Ben shook his head. ‘You’re so much more than I ever saw.’

Luce gave him a half-smile. ‘So are you.’

And then, before she could change her mind, she shut the bedroom door behind her and climbed, fully clothed, into the freezing bed.

CHAPTER TWELVE

BEN HAD PASSED a fitful night on the sofa, his dreams filled with dark hair and brick walls. But at least he’d been warm, he reasoned. Luce must have been half frozen in her lonely bed, if the way she’d appeared in front of the freshly banked fire before the sun had risen was any indication.

‘Happy Christmas Eve,’ she murmured as she held her hands out to the flames. Her suitcase leant beside the front door, just as it had in Chester, waiting to leave.

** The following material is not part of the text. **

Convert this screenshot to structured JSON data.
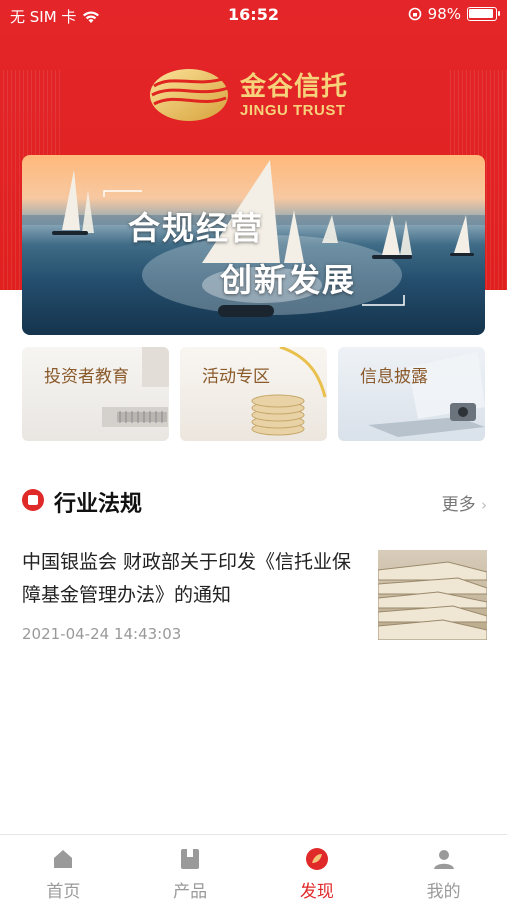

He sat up, blankets falling to his waist, and motioned at the case. ‘You’re still hoping to make it back to Cardiff today, then?’

‘I have to.’

‘To cook dinner for your family,’ he said, a little disbelievingly.

‘To spend Christmas with them,’ she corrected. ‘Don’t you want to get back to London to spend it with your brother?’

‘I think Seb wants me there for a business meeting rather than to sing carols round the piano.’ Come to think of it, what did Seb want him there for? He’d been so preoccupied with Luce he’d barely given the strange conversation with his brother another thought.

‘Fine. Maybe you don’t care about family, or home, or Christmas. But I need to get back. Will you drive me?’

She looked down at him, eyes wide and dark, her hair curling around her face, and Ben knew he couldn’t say no to her.